Review: SUFFICIENT GRACE, Amy Espeseth

Synopsis (from the publisher)

Ruth and her cousin Naomi live in rural Wisconsin, part of an isolated religious community. The girls’ lives are ruled by the rhythms of nature — the harsh winters, the hunting seasons, the harvesting of crops — and by their families’ beliefs. Beneath the surface of this closed, frozen world, hidden dangers lurk.

Then Ruth learns that Naomi harbours a terrible secret. She searches for solace in the mysteries of the natural world: broken fawns, migrating birds, and the strange fish deep beneath the ice. Can the girls’ prayers for deliverance be answered?

Sufficient Grace is a story of lost innocence and the unfailing bond between two young women. It is at once devastating and beautiful, and ultimately transcendent.

My Take

At first glance, SUFFICIENT GRACE is really on the outer edge of the crime fiction genre, although at least one crime does take place. Most reviews have emphasised the literary nature of the book. And so it clings to the crime fiction claim by the slenderest of threads.

I'm finding this a difficult book to review in my usual way because I really don't want to reveal too much of the plot. Told from the point of view of twelve year old Ruth, the story is set in a remote and isolated Pentecostal community in rural Wisconsin.The setting is not that old, perhaps at the end of the twentieth century. The time frame covers a small period, about 5 months over Christmas and New Year, and through the harshest season. The small community is family-based, although there are members who are not immediate family, and attempting to live a close-to-nature lifestyle while the technology they have at their disposal reveals modernity. Life is dominated by attendance at church, and a strict sense of sin.

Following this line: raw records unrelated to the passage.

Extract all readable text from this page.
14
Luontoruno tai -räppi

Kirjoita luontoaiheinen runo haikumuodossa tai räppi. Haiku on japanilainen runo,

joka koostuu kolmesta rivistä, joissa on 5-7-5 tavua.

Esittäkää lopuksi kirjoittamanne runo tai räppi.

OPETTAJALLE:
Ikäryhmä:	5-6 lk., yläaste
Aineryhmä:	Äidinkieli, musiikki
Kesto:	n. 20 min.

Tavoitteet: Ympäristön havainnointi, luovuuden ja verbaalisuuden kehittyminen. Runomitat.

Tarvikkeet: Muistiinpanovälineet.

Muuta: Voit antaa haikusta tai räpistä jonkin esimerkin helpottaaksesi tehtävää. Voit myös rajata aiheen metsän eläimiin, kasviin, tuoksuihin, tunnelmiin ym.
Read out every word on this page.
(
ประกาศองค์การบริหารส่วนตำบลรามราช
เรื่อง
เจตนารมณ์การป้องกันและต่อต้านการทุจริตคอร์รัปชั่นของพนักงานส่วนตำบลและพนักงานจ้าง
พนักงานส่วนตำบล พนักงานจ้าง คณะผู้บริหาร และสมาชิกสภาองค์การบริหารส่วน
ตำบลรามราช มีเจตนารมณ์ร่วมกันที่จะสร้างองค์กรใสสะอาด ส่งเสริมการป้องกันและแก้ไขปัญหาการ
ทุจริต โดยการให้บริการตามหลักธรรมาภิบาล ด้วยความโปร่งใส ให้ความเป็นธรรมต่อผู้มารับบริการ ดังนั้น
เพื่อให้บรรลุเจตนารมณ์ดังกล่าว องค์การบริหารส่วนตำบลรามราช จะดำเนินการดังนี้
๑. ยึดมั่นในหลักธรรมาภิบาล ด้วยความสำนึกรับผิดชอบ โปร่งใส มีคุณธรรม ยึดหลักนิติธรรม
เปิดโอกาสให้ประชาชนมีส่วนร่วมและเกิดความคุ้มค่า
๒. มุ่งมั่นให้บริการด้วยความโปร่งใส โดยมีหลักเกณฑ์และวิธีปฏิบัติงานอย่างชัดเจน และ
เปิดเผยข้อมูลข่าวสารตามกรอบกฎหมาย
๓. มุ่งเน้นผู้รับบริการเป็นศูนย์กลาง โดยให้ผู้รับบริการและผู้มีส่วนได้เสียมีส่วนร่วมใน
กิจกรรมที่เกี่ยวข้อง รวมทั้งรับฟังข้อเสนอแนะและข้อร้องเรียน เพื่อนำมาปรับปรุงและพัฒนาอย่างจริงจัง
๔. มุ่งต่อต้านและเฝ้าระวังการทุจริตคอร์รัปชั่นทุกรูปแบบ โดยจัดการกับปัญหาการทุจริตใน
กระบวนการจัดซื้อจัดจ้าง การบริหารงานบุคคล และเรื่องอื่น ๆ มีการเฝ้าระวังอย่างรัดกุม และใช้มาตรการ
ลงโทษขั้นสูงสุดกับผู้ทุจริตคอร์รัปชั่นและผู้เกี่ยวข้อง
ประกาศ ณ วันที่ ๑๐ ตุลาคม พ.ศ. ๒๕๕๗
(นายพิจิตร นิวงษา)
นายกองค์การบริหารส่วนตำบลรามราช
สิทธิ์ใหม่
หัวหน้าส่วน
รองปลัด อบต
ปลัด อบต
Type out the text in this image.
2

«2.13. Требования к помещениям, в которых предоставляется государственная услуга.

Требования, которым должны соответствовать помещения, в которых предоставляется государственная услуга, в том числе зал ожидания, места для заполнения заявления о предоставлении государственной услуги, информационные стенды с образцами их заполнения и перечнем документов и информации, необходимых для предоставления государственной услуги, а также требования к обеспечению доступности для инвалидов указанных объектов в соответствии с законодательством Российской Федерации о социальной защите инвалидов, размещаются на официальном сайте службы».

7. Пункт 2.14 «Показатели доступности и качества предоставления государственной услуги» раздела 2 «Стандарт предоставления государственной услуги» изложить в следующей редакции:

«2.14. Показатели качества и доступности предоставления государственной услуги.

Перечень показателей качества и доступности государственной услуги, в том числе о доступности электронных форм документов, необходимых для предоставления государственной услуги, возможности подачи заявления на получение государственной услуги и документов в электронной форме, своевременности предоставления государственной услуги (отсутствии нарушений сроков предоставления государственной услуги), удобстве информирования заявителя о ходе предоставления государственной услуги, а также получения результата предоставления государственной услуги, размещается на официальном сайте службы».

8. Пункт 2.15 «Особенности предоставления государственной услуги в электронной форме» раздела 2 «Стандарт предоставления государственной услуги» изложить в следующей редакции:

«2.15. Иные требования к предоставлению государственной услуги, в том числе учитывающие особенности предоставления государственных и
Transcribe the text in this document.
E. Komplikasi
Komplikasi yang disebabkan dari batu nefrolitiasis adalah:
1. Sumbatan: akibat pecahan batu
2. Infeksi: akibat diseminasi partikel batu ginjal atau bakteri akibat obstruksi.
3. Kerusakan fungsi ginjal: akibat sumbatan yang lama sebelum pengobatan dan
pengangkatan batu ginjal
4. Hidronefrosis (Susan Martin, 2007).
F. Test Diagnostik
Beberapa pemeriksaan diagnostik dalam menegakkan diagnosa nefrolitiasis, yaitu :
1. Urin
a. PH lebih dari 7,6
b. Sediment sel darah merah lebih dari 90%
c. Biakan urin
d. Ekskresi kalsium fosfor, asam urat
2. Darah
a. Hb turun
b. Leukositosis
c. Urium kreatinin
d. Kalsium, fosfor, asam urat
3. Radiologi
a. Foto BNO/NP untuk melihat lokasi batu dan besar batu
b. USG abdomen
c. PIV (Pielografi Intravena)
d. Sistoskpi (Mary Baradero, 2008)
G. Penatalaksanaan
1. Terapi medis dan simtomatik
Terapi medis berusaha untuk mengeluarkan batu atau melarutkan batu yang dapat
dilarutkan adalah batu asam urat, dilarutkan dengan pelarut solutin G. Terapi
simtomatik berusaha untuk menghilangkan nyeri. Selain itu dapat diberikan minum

Ruth often interprets what she sees around her in a religious fashion but then frequently sees things more clearly than the adults of the community, who made me angry with what they were prepared to ignore, and their lack of awareness of the dangers they subjected their children to.

This is a book that will provoke considerable discussion in book clubs so I encourage you to consider the Book Club notes provided by the publisher.

In a final word the author writes:
Finally I appreciate that although this is a work of fiction, people close to me - now or in the past - may read this novel as a betrayal of both the family and church in which I was raised. I have not intended to cause any hurt. I wrote what I was given to write.

My rating: 4.8

Other reviews to check

About the author

Born in rural Wisconsin, Amy Espeseth immigrated to Australia in the late 1990s and lives in Melbourne. A writer, publisher and academic, she is the recipient of the 2007 Felix Meyer Scholarship in Literature, the 2010 QUT Postgraduate Creative Writing Prize, and the 2012 CAL Scribe Fiction Prize. Sufficient Grace won the 2009 Victorian Premier’s Literary Award for an unpublished manuscript. It was also shortlisted for the Stella Prize 2013.